Daegu: Dai Greene gave next year`s Olympic hosts their first gold medal at the world championships on Thursday, powering home to win the 400 metres hurdles title in a thrilling finish.
The Welshman still had plenty of ground to make up on Puerto Rican pace-setter Javier Culson when they jumped the final hurdle but puffed his cheeks out and found an extra burst of pace to win the gold in 48.26 seconds.
"I am just overwhelmed," he said. "I cannot believe it has happened to me. When I get back to the hotel tonight, I will realise my dream came true. I love representing Great Britain."
Culson was second in 48.44 while South Africa`s LJ Van Zyl, the fastest man this year, won bronze in 48.80. Twice Olympic champion Angelo Taylor of the United States could manage only seventh place in 49.31.
Britain, desperate for some home success to cheer at next year`s London Olympics, have had a disappointing championships so far with Jessica Ennis failing to retain her heptathlon crown and Mo Farah piped to gold in the men`s 10,000.

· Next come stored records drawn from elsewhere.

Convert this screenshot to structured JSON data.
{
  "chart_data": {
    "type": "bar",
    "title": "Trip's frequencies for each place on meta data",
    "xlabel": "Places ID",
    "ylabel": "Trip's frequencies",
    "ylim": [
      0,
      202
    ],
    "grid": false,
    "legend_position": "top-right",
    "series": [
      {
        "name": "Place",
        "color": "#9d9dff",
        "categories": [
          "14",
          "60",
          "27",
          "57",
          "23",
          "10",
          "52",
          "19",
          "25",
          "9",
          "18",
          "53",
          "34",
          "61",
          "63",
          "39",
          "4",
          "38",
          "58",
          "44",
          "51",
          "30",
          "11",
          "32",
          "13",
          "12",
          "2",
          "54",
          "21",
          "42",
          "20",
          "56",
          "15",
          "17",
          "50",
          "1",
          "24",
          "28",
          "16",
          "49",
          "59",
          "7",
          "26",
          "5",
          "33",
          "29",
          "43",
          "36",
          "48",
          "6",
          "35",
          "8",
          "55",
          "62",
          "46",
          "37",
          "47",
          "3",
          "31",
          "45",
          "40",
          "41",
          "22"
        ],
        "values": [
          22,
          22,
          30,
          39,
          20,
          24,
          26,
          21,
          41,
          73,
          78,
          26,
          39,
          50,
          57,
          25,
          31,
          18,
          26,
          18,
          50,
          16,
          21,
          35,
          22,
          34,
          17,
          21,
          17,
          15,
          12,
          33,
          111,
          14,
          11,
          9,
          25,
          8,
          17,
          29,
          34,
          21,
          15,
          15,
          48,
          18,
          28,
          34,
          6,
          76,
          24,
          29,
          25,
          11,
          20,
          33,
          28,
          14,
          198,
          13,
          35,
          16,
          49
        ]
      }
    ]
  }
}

"I know we haven`t won a gold before but that`s not to say Mo and Jess did not perform to the best of their abilities," said Greene. "They wear the British vest with so much pride and determination."

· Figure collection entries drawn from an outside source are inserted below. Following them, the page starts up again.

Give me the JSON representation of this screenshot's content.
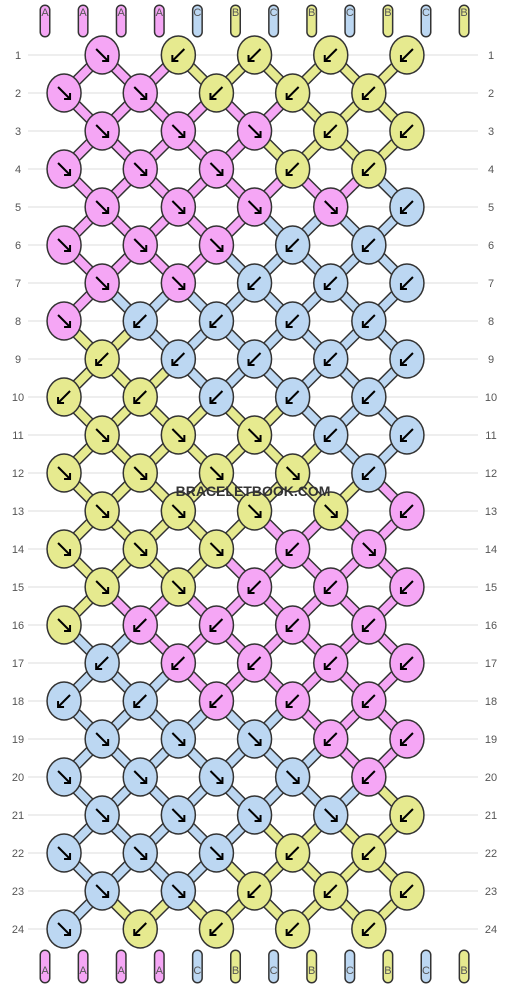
{
  "watermark": "BRACELETBOOK.COM",
  "colors": {
    "A": "#f5a6f5",
    "B": "#e6ea8f",
    "C": "#bcd7f2",
    "outline": "#333333",
    "row_line": "#dddddd"
  },
  "strings_top": [
    "A",
    "A",
    "A",
    "A",
    "C",
    "B",
    "C",
    "B",
    "C",
    "B",
    "C",
    "B"
  ],
  "strings_bottom": [
    "A",
    "A",
    "A",
    "A",
    "C",
    "B",
    "C",
    "B",
    "C",
    "B",
    "C",
    "B"
  ],
  "row_numbers": [
    "1",
    "2",
    "3",
    "4",
    "5",
    "6",
    "7",
    "8",
    "9",
    "10",
    "11",
    "12",
    "13",
    "14",
    "15",
    "16",
    "17",
    "18",
    "19",
    "20",
    "21",
    "22",
    "23",
    "24"
  ],
  "knot_rows": [
    {
      "start": 1,
      "knots": [
        {
          "c": "A",
          "d": "down-right-icon"
        },
        {
          "c": "B",
          "d": "down-left-icon"
        },
        {
          "c": "B",
          "d": "down-left-icon"
        },
        {
          "c": "B",
          "d": "down-left-icon"
        },
        {
          "c": "B",
          "d": "down-left-icon"
        }
      ]
    },
    {
      "start": 0,
      "knots": [
        {
          "c": "A",
          "d": "down-right-icon"
        },
        {
          "c": "A",
          "d": "down-right-icon"
        },
        {
          "c": "B",
          "d": "down-left-icon"
        },
        {
          "c": "B",
          "d": "down-left-icon"
        },
        {
          "c": "B",
          "d": "down-left-icon"
        }
      ]
    },
    {
      "start": 1,
      "knots": [
        {
          "c": "A",
          "d": "down-right-icon"
        },
        {
          "c": "A",
          "d": "down-right-icon"
        },
        {
          "c": "A",
          "d": "down-right-icon"
        },
        {
          "c": "B",
          "d": "down-left-icon"
        },
        {
          "c": "B",
          "d": "down-left-icon"
        }
      ]
    },
    {
      "start": 0,
      "knots": [
        {
          "c": "A",
          "d": "down-right-icon"
        },
        {
          "c": "A",
          "d": "down-right-icon"
        },
        {
          "c": "A",
          "d": "down-right-icon"
        },
        {
          "c": "B",
          "d": "down-left-icon"
        },
        {
          "c": "B",
          "d": "down-left-icon"
        }
      ]
    },
    {
      "start": 1,
      "knots": [
        {
          "c": "A",
          "d": "down-right-icon"
        },
        {
          "c": "A",
          "d": "down-right-icon"
        },
        {
          "c": "A",
          "d": "down-right-icon"
        },
        {
          "c": "A",
          "d": "down-right-icon"
        },
        {
          "c": "C",
          "d": "down-left-icon"
        }
      ]
    },
    {
      "start": 0,
      "knots": [
        {
          "c": "A",
          "d": "down-right-icon"
        },
        {
          "c": "A",
          "d": "down-right-icon"
        },
        {
          "c": "A",
          "d": "down-right-icon"
        },
        {
          "c": "C",
          "d": "down-left-icon"
        },
        {
          "c": "C",
          "d": "down-left-icon"
        }
      ]
    },
    {
      "start": 1,
      "knots": [
        {
          "c": "A",
          "d": "down-right-icon"
        },
        {
          "c": "A",
          "d": "down-right-icon"
        },
        {
          "c": "C",
          "d": "down-left-icon"
        },
        {
          "c": "C",
          "d": "down-left-icon"
        },
        {
          "c": "C",
          "d": "down-left-icon"
        }
      ]
    },
    {
      "start": 0,
      "knots": [
        {
          "c": "A",
          "d": "down-right-icon"
        },
        {
          "c": "C",
          "d": "down-left-icon"
        },
        {
          "c": "C",
          "d": "down-left-icon"
        },
        {
          "c": "C",
          "d": "down-left-icon"
        },
        {
          "c": "C",
          "d": "down-left-icon"
        }
      ]
    },
    {
      "start": 1,
      "knots": [
        {
          "c": "B",
          "d": "down-left-icon"
        },
        {
          "c": "C",
          "d": "down-left-icon"
        },
        {
          "c": "C",
          "d": "down-left-icon"
        },
        {
          "c": "C",
          "d": "down-left-icon"
        },
        {
          "c": "C",
          "d": "down-left-icon"
        }
      ]
    },
    {
      "start": 0,
      "knots": [
        {
          "c": "B",
          "d": "down-left-icon"
        },
        {
          "c": "B",
          "d": "down-left-icon"
        },
        {
          "c": "C",
          "d": "down-left-icon"
        },
        {
          "c": "C",
          "d": "down-left-icon"
        },
        {
          "c": "C",
          "d": "down-left-icon"
        }
      ]
    },
    {
      "start": 1,
      "knots": [
        {
          "c": "B",
          "d": "down-right-icon"
        },
        {
          "c": "B",
          "d": "down-right-icon"
        },
        {
          "c": "B",
          "d": "down-right-icon"
        },
        {
          "c": "C",
          "d": "down-left-icon"
        },
        {
          "c": "C",
          "d": "down-left-icon"
        }
      ]
    },
    {
      "start": 0,
      "knots": [
        {
          "c": "B",
          "d": "down-right-icon"
        },
        {
          "c": "B",
          "d": "down-right-icon"
        },
        {
          "c": "B",
          "d": "down-right-icon"
        },
        {
          "c": "B",
          "d": "down-right-icon"
        },
        {
          "c": "C",
          "d": "down-left-icon"
        }
      ]
    },
    {
      "start": 1,
      "knots": [
        {
          "c": "B",
          "d": "down-right-icon"
        },
        {
          "c": "B",
          "d": "down-right-icon"
        },
        {
          "c": "B",
          "d": "down-right-icon"
        },
        {
          "c": "B",
          "d": "down-right-icon"
        },
        {
          "c": "A",
          "d": "down-left-icon"
        }
      ]
    },
    {
      "start": 0,
      "knots": [
        {
          "c": "B",
          "d": "down-right-icon"
        },
        {
          "c": "B",
          "d": "down-right-icon"
        },
        {
          "c": "B",
          "d": "down-right-icon"
        },
        {
          "c": "A",
          "d": "down-left-icon"
        },
        {
          "c": "A",
          "d": "down-right-icon"
        }
      ]
    },
    {
      "start": 1,
      "knots": [
        {
          "c": "B",
          "d": "down-right-icon"
        },
        {
          "c": "B",
          "d": "down-right-icon"
        },
        {
          "c": "A",
          "d": "down-left-icon"
        },
        {
          "c": "A",
          "d": "down-left-icon"
        },
        {
          "c": "A",
          "d": "down-left-icon"
        }
      ]
    },
    {
      "start": 0,
      "knots": [
        {
          "c": "B",
          "d": "down-right-icon"
        },
        {
          "c": "A",
          "d": "down-left-icon"
        },
        {
          "c": "A",
          "d": "down-left-icon"
        },
        {
          "c": "A",
          "d": "down-left-icon"
        },
        {
          "c": "A",
          "d": "down-left-icon"
        }
      ]
    },
    {
      "start": 1,
      "knots": [
        {
          "c": "C",
          "d": "down-left-icon"
        },
        {
          "c": "A",
          "d": "down-left-icon"
        },
        {
          "c": "A",
          "d": "down-left-icon"
        },
        {
          "c": "A",
          "d": "down-left-icon"
        },
        {
          "c": "A",
          "d": "down-left-icon"
        }
      ]
    },
    {
      "start": 0,
      "knots": [
        {
          "c": "C",
          "d": "down-left-icon"
        },
        {
          "c": "C",
          "d": "down-left-icon"
        },
        {
          "c": "A",
          "d": "down-left-icon"
        },
        {
          "c": "A",
          "d": "down-left-icon"
        },
        {
          "c": "A",
          "d": "down-left-icon"
        }
      ]
    },
    {
      "start": 1,
      "knots": [
        {
          "c": "C",
          "d": "down-right-icon"
        },
        {
          "c": "C",
          "d": "down-right-icon"
        },
        {
          "c": "C",
          "d": "down-right-icon"
        },
        {
          "c": "A",
          "d": "down-left-icon"
        },
        {
          "c": "A",
          "d": "down-left-icon"
        }
      ]
    },
    {
      "start": 0,
      "knots": [
        {
          "c": "C",
          "d": "down-right-icon"
        },
        {
          "c": "C",
          "d": "down-right-icon"
        },
        {
          "c": "C",
          "d": "down-right-icon"
        },
        {
          "c": "C",
          "d": "down-right-icon"
        },
        {
          "c": "A",
          "d": "down-left-icon"
        }
      ]
    },
    {
      "start": 1,
      "knots": [
        {
          "c": "C",
          "d": "down-right-icon"
        },
        {
          "c": "C",
          "d": "down-right-icon"
        },
        {
          "c": "C",
          "d": "down-right-icon"
        },
        {
          "c": "C",
          "d": "down-right-icon"
        },
        {
          "c": "B",
          "d": "down-left-icon"
        }
      ]
    },
    {
      "start": 0,
      "knots": [
        {
          "c": "C",
          "d": "down-right-icon"
        },
        {
          "c": "C",
          "d": "down-right-icon"
        },
        {
          "c": "C",
          "d": "down-right-icon"
        },
        {
          "c": "B",
          "d": "down-left-icon"
        },
        {
          "c": "B",
          "d": "down-left-icon"
        }
      ]
    },
    {
      "start": 1,
      "knots": [
        {
          "c": "C",
          "d": "down-right-icon"
        },
        {
          "c": "C",
          "d": "down-right-icon"
        },
        {
          "c": "B",
          "d": "down-left-icon"
        },
        {
          "c": "B",
          "d": "down-left-icon"
        },
        {
          "c": "B",
          "d": "down-left-icon"
        }
      ]
    },
    {
      "start": 0,
      "knots": [
        {
          "c": "C",
          "d": "down-right-icon"
        },
        {
          "c": "B",
          "d": "down-left-icon"
        },
        {
          "c": "B",
          "d": "down-left-icon"
        },
        {
          "c": "B",
          "d": "down-left-icon"
        },
        {
          "c": "B",
          "d": "down-left-icon"
        }
      ]
    }
  ]
}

Greene was something of a dark horse in the race to win Britain`s first title at the championships, despite his excellent form in the Diamond League.

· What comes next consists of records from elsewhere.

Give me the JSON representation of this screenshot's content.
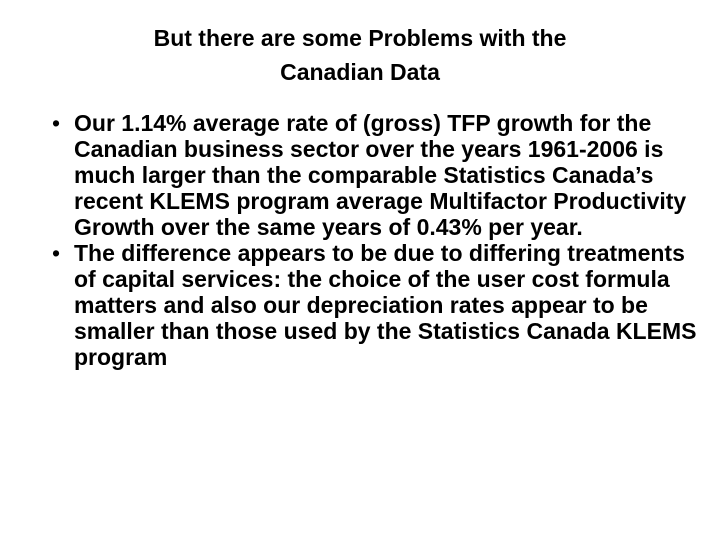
{
  "slide": {
    "title_lines": [
      "But there are some Problems with the",
      "Canadian Data"
    ],
    "bullet_symbol": "•",
    "bullets": [
      "Our 1.14% average rate of (gross) TFP growth for the Canadian business sector over the years 1961-2006 is much larger than the comparable Statistics Canada’s recent KLEMS program average Multifactor Productivity Growth over the same years of 0.43% per year.",
      "The difference appears to be due to differing treatments of capital services: the choice of the user cost formula matters and also our depreciation rates appear to be smaller than those used by the Statistics Canada KLEMS program"
    ]
  }
}
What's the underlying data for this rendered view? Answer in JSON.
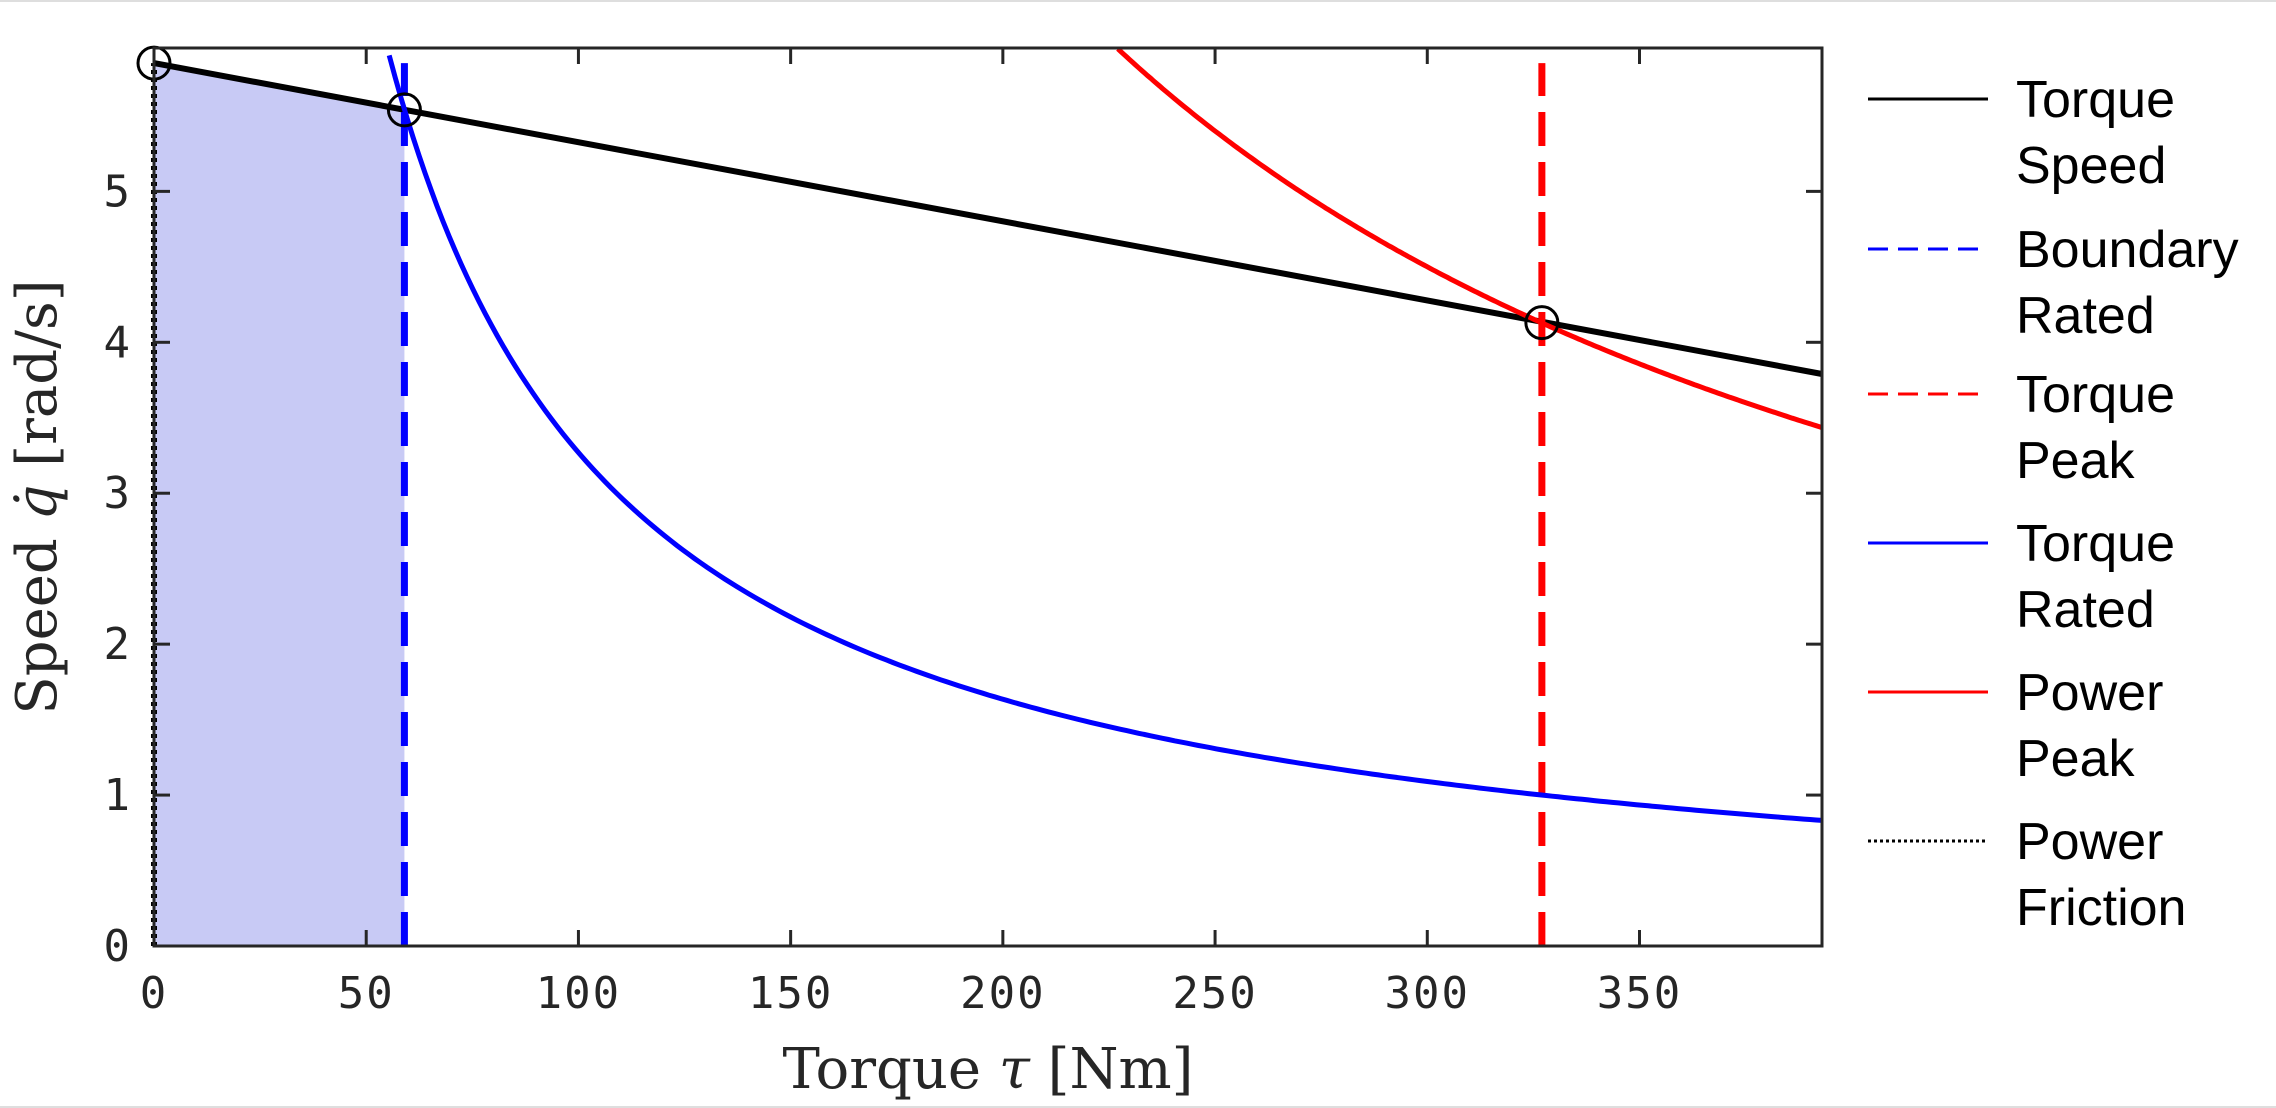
{
  "chart_data": {
    "type": "line",
    "title": "",
    "xlabel": "Torque",
    "xlabel_symbol": "τ",
    "xlabel_unit": "[Nm]",
    "ylabel": "Speed",
    "ylabel_symbol": "q̇",
    "ylabel_unit": "[rad/s]",
    "xlim": [
      0,
      393
    ],
    "ylim": [
      0,
      5.95
    ],
    "xticks": [
      0,
      50,
      100,
      150,
      200,
      250,
      300,
      350
    ],
    "yticks": [
      0,
      1,
      2,
      3,
      4,
      5
    ],
    "grid": false,
    "legend_position": "outside-right",
    "legend": [
      {
        "key": "torque_speed",
        "lines": [
          "Torque",
          "Speed"
        ],
        "color": "#000000",
        "style": "solid"
      },
      {
        "key": "rated_boundary",
        "lines": [
          "Boundary",
          "Rated"
        ],
        "color": "#0000ff",
        "style": "dashed"
      },
      {
        "key": "peak_torque",
        "lines": [
          "Torque",
          "Peak"
        ],
        "color": "#ff0000",
        "style": "dashed"
      },
      {
        "key": "rated_power",
        "lines": [
          "Torque",
          "Rated"
        ],
        "color": "#0000ff",
        "style": "solid"
      },
      {
        "key": "peak_power",
        "lines": [
          "Power",
          "Peak"
        ],
        "color": "#ff0000",
        "style": "solid"
      },
      {
        "key": "friction",
        "lines": [
          "Power",
          "Friction"
        ],
        "color": "#000000",
        "style": "dotted"
      }
    ],
    "series": [
      {
        "key": "torque_speed",
        "kind": "line",
        "color": "#000000",
        "style": "solid",
        "x": [
          0,
          393
        ],
        "y": [
          5.85,
          3.79
        ]
      },
      {
        "key": "rated_boundary",
        "kind": "vline",
        "color": "#0000ff",
        "style": "dashed",
        "x": 59,
        "y": [
          0,
          5.85
        ]
      },
      {
        "key": "peak_torque",
        "kind": "vline",
        "color": "#ff0000",
        "style": "dashed",
        "x": 327,
        "y": [
          0,
          5.85
        ]
      },
      {
        "key": "rated_power",
        "kind": "hyperbola",
        "color": "#0000ff",
        "style": "solid",
        "power": 327,
        "x_range": [
          54,
          393
        ]
      },
      {
        "key": "peak_power",
        "kind": "hyperbola",
        "color": "#ff0000",
        "style": "solid",
        "power": 1350,
        "x_range": [
          225,
          393
        ]
      },
      {
        "key": "friction",
        "kind": "vline",
        "color": "#000000",
        "style": "dotted",
        "x": 0,
        "y": [
          0,
          5.85
        ]
      }
    ],
    "shaded_region": {
      "color": "#c8caf5",
      "x": [
        0,
        59
      ],
      "y_top": [
        5.85,
        5.54
      ]
    },
    "markers": [
      {
        "x": 0,
        "y": 5.85
      },
      {
        "x": 59,
        "y": 5.54
      },
      {
        "x": 327,
        "y": 4.13
      }
    ]
  }
}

Injuries to some of his rivals and a mistake by Culson eased his path, however.
A groin injury had robbed the one-lap hurdles of American double defending champion Kerron Clement, who failed to get through the heats, while his compatriot Taylor has been suffering from plantar fasciitis.
Two false starts in the final unsettled 2004 Olympic champion Felix Sanchez, who finished fourth, while Culson, who also won silver in Berlin two years ago, said he had made an error at the final hurdle.
"I got desperate at the final hurdle too much and lost my pace," he said. "I had the gold in my hands and let it go.
"I was alone in front and saw the last hurdle from quite a distance. That slowed me down and I was caught up."
Ice cool Greene still had to take his chance, of course, and although his time was the slowest ever to win the title at the world championships, he was delighted with his effort.
"I realised at 250 that I was a little bit behind but I really dug deep," he said. "I`ve had a great year. I put everything together tonight."